Red Oak Power LLC on Sept. 13 asked the Federal Energy Regulatory Commission for authorization related to the transfer to Cogentrix Red Oak Holdings LLC of 100% of the ownership interests in Red Oak Power Holdings LLC, which indirectly owns 100% of the ownership interests in Red Oak Power.
The parties intend to close this transaction as soon as possible after obtaining commission authorization. Therefore, Red Oak Power requested from FERC a 21-day comment period and commission action on this application on or before Oct. 13.
Red Oak Power owns an approximately 776 MW (summer) combined cycle, natural gas-fired facility and related interconnection facilities located in the Borough of Sayreville, Middlesex County, N.J., within the PJM Interconnection balancing authority area (BAA). The facility is located in the PJM-East submarket.
Red Oak Power has authorization to make wholesale sales of electric energy, capacity, and ancillary services at market-based rates. It is also an exempt wholesale generator (EWG) under the Public Utility Holding Company Act (PUHCA). All of the facility’s output is committed to TAQA Gen X LLC (TAQA) through a long-term tolling agreement set to expire in 2022.
Red Oak Energy is directly and wholly-owned by Red Oak Intermediate Holdings LLC, which, in turn, is directly and wholly-owned by Red Oak Holdings. Red Oak Holdings’ interests are held directly by four affiliated investment funds. Those funds are directly or indirectly wholly-owned by: Energy Capital Partners GP II LP (ECP GP II), as general partner; and various passive limited partner investors. ECP GP II, in turn, is directly owned by: Energy Capital Partners II LLC, as general partner; and various passive limited partner investors. ECP II is owned by five individuals: Douglas Kimmelman and his estate planning vehicle; Thomas Lane and his estate planning vehicle; Andrew Singer; Peter Labbat; and Tyler Reeder.

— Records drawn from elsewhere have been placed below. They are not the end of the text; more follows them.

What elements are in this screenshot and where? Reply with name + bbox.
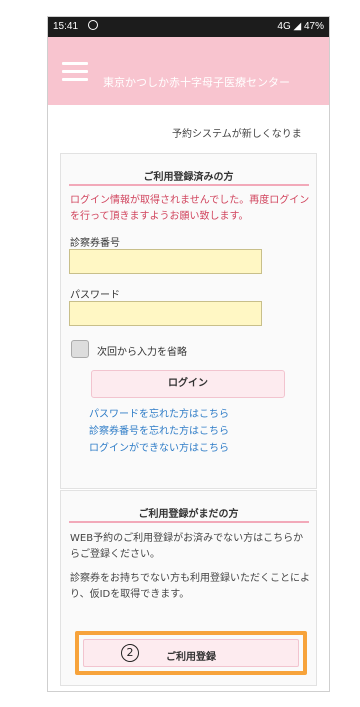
app-header: 東京かつしか赤十字母子医療センター — [48, 37, 329, 105]
login-card-title: ご利用登録済みの方 — [143, 172, 234, 183]
cannot-login-link[interactable]: ログインができない方はこちら — [89, 439, 229, 454]
status-time: 15:41 — [53, 21, 79, 32]
patient-id-label: 診察券番号 — [70, 238, 120, 249]
forgot-id-link[interactable]: 診察券番号を忘れた方はこちら — [89, 422, 229, 437]
menu-icon[interactable] — [62, 62, 88, 82]
login-button[interactable]: ログイン — [91, 370, 285, 398]
password-label: パスワード — [70, 290, 120, 301]
forgot-password-link[interactable]: パスワードを忘れた方はこちら — [89, 405, 229, 420]
site-title[interactable]: 東京かつしか赤十字母子医療センター — [103, 74, 290, 90]
register-card-title: ご利用登録がまだの方 — [138, 509, 239, 520]
sync-icon — [88, 20, 98, 30]
register-button[interactable]: 2 ご利用登録 — [83, 639, 299, 667]
remember-label[interactable]: 次回から入力を省略 — [97, 343, 187, 358]
register-card: ご利用登録がまだの方 WEB予約のご利用登録がお済みでない方はこちらからご登録く… — [60, 490, 317, 686]
status-indicators: 4G ◢ 47% — [277, 21, 324, 32]
highlight-frame: 2 ご利用登録 — [75, 631, 307, 675]
phone-screen: 15:41 4G ◢ 47% 東京かつしか赤十字母子医療センター 予約システムが… — [47, 16, 330, 692]
register-button-label[interactable]: ご利用登録 — [166, 648, 216, 663]
error-message: ログイン情報が取得されませんでした。再度ログインを行って頂きますようお願い致しま… — [70, 195, 310, 222]
title-divider — [69, 184, 309, 186]
password-input[interactable] — [69, 301, 262, 326]
patient-id-input[interactable] — [69, 249, 262, 274]
status-bar: 15:41 4G ◢ 47% — [48, 17, 329, 37]
register-info-text: WEB予約のご利用登録がお済みでない方はこちらからご登録ください。 — [70, 533, 304, 560]
step-marker: 2 — [121, 644, 139, 662]
temporary-id-text: 診察券をお持ちでない方も利用登録いただくことにより、仮IDを取得できます。 — [70, 573, 310, 600]
login-card: ご利用登録済みの方 ログイン情報が取得されませんでした。再度ログインを行って頂き… — [60, 153, 317, 489]
remember-checkbox[interactable] — [71, 340, 89, 358]
title-divider — [69, 521, 309, 523]
notice-text: 予約システムが新しくなりま — [172, 129, 302, 140]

The buyer, Cogentrix Red Oak Holdings, is a wholly-owned subsidiary of Cogentrix Power Holdings IV LLC (CPH IV). The sole member of CPH IV is Carlyle Power Holdings IV LLC, which, in turn, is a wholly-owned subsidiary of Carlyle Infrastructure Partners Power III LP (CIPP III). CIPP III is controlled by its general partner, Carlyle Infrastructure General Partner LP. (CIGP). CIPP III has several passive limited partners (collectively, the Carlyle Funds), all of which are investment fund vehicles sponsored and managed by The Carlyle Group LP (The Carlyle Group), a global alternative investment management firm that is a publicly traded entity listed on NASDAQ, or affiliates of The Carlyle Group.
Red Oak Power told FERC that while Carlyle has interests in other power plants in PJM, this deal represents no market power dominance concerns.
Global alternative asset manager Carlyle Group (NASDAQ: CG) had announced on Sept. 9 that it had agreed to acquire the Red Oak plant, and has separately closed on the purchase of five power plants in California. The acquisitions were executed in conjunction with Cogentrix, acquired by Carlyle funds in late 2012, and bring the total enterprise value of power asset transactions by Carlyle since then to more than $1.2bn.
Robert Mancini, Carlyle Managing Director and Chairman of the Board of Cogentrix, said: “Since Carlyle funds acquired Cogentrix, our power team has committed approximately $600 million of equity capital. The North American power generation sector is going through an evolution, and we are seeing significant opportunities, both in the form of acquisitions and development, to create value for our investors.”
The five California power facilities, together accounting for 320 MW, include the 122-MW Midway natural gas-fired plant in Firebaugh, as well as the CalPeak portfolio of four natural gas-fired plants totaling 198 MW in Escondido, Firebaugh, San Diego and Vacaville. Carlyle is acquiring the Midway plant from an affiliate of Starwood Energy Group Global LLC and the CalPeak portfolio from the Blackstone Group LP’s GSO Capital Partners as well as affiliates of Starwood and Tyr Energy.
Mancini said: “Red Oak is an attractive investment because it benefits from stable cash flow generation and is strategically located in a market that should benefit from strong secular trends. The California plants are all highly responsive and flexible facilities that represent important resources for transmission grid support and providing reliable power during periods of peak demand within California.”